When Winfrey asked if it felt like her mother, who had briefly developed an opioid addiction after the birth of twin daughters Harper and Finley in 2008, was using drugs again, Keough replied: “It didn’t feel like drugs. “I have a lot of experience with medication. It felt like a tired person.”

The idea of ​​spending time with her mother came about after the death of Keough’s younger brother Benjamin, Lisa Marie’s only son. In July 2020, Benjamin died at the age of 27 from a self-inflicted gunshot wound. The memoir describes how Lisa Marie kept her son’s body in a coffin in her home for weeks before taking him to Graceland for burial and preserving his remains in dry ice. “What would happen, she would just sit with the body,” Winfrey asked, to which Keough replied in the affirmative.

“The moment my brother died, I thought, ‘This is the end of them,’ because they were so close. “They were as close to his mother as Elvis was, and I just couldn’t imagine a world where she could make it without him,” she recalls.

Keough also recounted the anger she once felt toward her grandfather Elvis, seeing her mother in constant mourning over his death.

“I had a mother who kind of felt like I could be abandoned in a way, and I lived with that,” she said. “I was young, but I somehow associated him with causing my mother pain. So I remember being young and being frustrated that he did that.”

This is one of many reasons why Keough has a difficult relationship with Graceland, whose estate she is now the sole heir to.

“I don’t normally want to come here and I kind of have to force myself to do it,” she admitted. “And then when I’m here, I really feel a sense of closeness when I sit in the meditation garden.”

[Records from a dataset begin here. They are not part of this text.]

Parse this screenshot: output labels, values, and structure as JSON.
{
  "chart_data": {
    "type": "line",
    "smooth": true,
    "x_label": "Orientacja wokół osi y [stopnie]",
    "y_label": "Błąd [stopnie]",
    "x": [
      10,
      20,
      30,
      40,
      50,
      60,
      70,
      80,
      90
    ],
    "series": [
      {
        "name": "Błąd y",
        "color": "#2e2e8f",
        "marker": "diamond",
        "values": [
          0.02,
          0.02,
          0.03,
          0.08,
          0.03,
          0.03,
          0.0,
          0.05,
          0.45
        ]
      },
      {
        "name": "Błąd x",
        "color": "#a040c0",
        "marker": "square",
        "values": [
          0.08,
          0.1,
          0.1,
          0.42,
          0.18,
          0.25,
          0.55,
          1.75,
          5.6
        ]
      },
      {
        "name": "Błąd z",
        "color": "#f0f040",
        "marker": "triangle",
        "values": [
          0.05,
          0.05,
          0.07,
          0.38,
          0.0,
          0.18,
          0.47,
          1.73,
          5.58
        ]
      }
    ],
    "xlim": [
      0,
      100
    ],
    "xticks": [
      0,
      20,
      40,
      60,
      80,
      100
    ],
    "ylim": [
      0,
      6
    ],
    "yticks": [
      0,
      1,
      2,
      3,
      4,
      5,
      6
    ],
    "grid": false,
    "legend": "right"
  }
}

Elvis, her brother Ben and her mother Lisa Marie are all buried in the Meditation Garden at Graceland, where their grandmother Priscilla says she also wants to be buried. As for the future of the tourist attraction, which attracts more than 2,000 visitors a day, Keough said she plans to honor what she believes would have been her mother’s wishes.

“My instinct with anything is always to do what my mother would have wanted, which is to make sure it stays a home,” Keough said. “It was our family home.”